Sunday, October 21, 2012

Ike's Place

When John Montagu the 4th Earl of Sandwich had his servants bring him a slab of meat squeezed between slices of bread to quickly satiate his hunger during marathon gambling sessions, he must have realized what he was onto.  Such a simple concept, yet it took until the mid 18th century for someone to figure it out.  But boy am I glad he did.
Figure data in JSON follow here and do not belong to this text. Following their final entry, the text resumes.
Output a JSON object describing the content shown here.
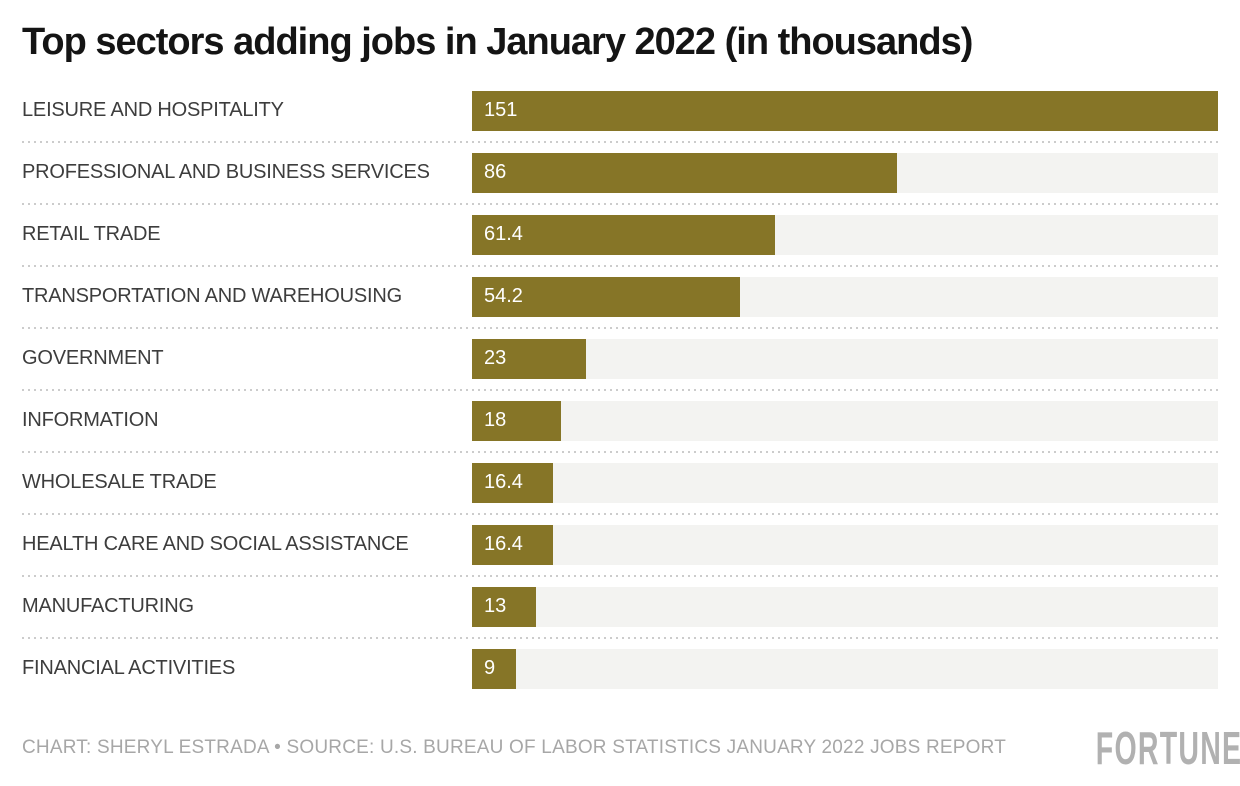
{
  "chart_data": {
    "type": "bar",
    "orientation": "horizontal",
    "title": "Top sectors adding jobs in January 2022 (in thousands)",
    "categories": [
      "LEISURE AND HOSPITALITY",
      "PROFESSIONAL AND BUSINESS SERVICES",
      "RETAIL TRADE",
      "TRANSPORTATION AND WAREHOUSING",
      "GOVERNMENT",
      "INFORMATION",
      "WHOLESALE TRADE",
      "HEALTH CARE AND SOCIAL ASSISTANCE",
      "MANUFACTURING",
      "FINANCIAL ACTIVITIES"
    ],
    "values": [
      151,
      86,
      61.4,
      54.2,
      23,
      18,
      16.4,
      16.4,
      13,
      9
    ],
    "value_labels": [
      "151",
      "86",
      "61.4",
      "54.2",
      "23",
      "18",
      "16.4",
      "16.4",
      "13",
      "9"
    ],
    "xlim": [
      0,
      151
    ],
    "grid": false,
    "legend": false,
    "bar_color": "#867527",
    "track_color": "#f3f3f1",
    "separator_color": "#cccccc"
  },
  "footer": {
    "credit": "CHART: SHERYL ESTRADA • SOURCE: U.S. BUREAU OF LABOR STATISTICS JANUARY 2022 JOBS REPORT",
    "brand": "FORTUNE"
  }
}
I love me a good sandwich.  It's something so simple, and yet difficult to master.  Any schmo can layer cold cuts between a couple of Wonder Bread slices, but that doesn't make it a good sandwich.  My uncles contend that my grandmother made the best sandwiches.  Using the exact same ingredients, could I not make an equally great sandwich?  The answer is no. I've had my grandmother's sandwiches.

What is it then?  Is it the meat to bread to cheese to condiment ratio?  That is of course part of it.  And then there is the quality of the ingredients themselves.  A sourdough roll is great, but if its too hard it'll cut the roof of your mouth and all the guts of the sandwich will squirt out the sides.  What's the best mustard; spicy brown, honey Dijon, or plain ol' French's yellow?  Which meat and cheese combinations are the best?  Lettuce or sprouts?  What is king of the meats:  turkey, salami, ham, bologna, olive loaf, head cheese?  The options are endless.

Whatever the secret to a great sandwich the folks at Ike's Place--namely Ike Shehadeh--have got it figured out.  There are several Ike's Place locations in the Bay Area and my family and I ate at one of the newest ones in Santa Rosa.  A couple buddies of mine, one of them a sandwich connoisseur such as myself, recommended it.  And now I have to kill him because the sandwiches are so good I may eat them too often and will soon sport an unsightly spare tire.  Or a slightly larger, more unsightly spare tire.

Ike's Place menu's vary by location, adapting themselves to the local culture.  For instance a sandwich featuring pastrami, bacon, and Swiss is called a Say Hey in San Francisco, but a Charles Schultz in Santa Rosa.  This particular sandwich--on a freshly made dutch crunch roll--was my first at Ike's and it blew my mind.

Like the stupendous dutch crunch roll I had--and have had several time hence---all of Ike's bread choices are freshly baked, with their super secret and delicious dirty sauce baked right in!  You can get bread without the baked in sauce, but why would you?  I have no idea what the dirty sauce is, or why its called dirty sauce, but I frankly don't care.  It's awesome.

Among others, I've also had the Jaymee Sirewich, named for Comcast Sports Network reporter Jaymee Sire.  Consisting of fried chicken, pepper jack cheese, Ike's yellow BBQ sauce, and ranch, its as spunky and sweet as Jaymee Sire herself!  I'm speculating there.  I have no idea if Jaymee Sire is spunky or sweet, but I figure the odds must be pretty good if she is the namesake of a sandwich this amazing.

I've also had the Jon Lum.  I have no idea who John Lum is--and am apparently too lazy to google him--but if he's got a ribeye and cheddar sandwich with onion rings named in his honor he must be one incredible individual.

Needless to say, I have yet to be disappointed by Ike's.  To me, they've lept to the top of the heap when it comes to chain restaurant sandwich making.  In this blogger's book the order goes like this:  Ike's, Togo's, Quizno's, and Subway and their lettucewiches a very, very, very distant fourth.

If you're in the Bay Area, chances are you can find an Ike's near by.  If you don't love whatever you get, I guarantee to reimburse you.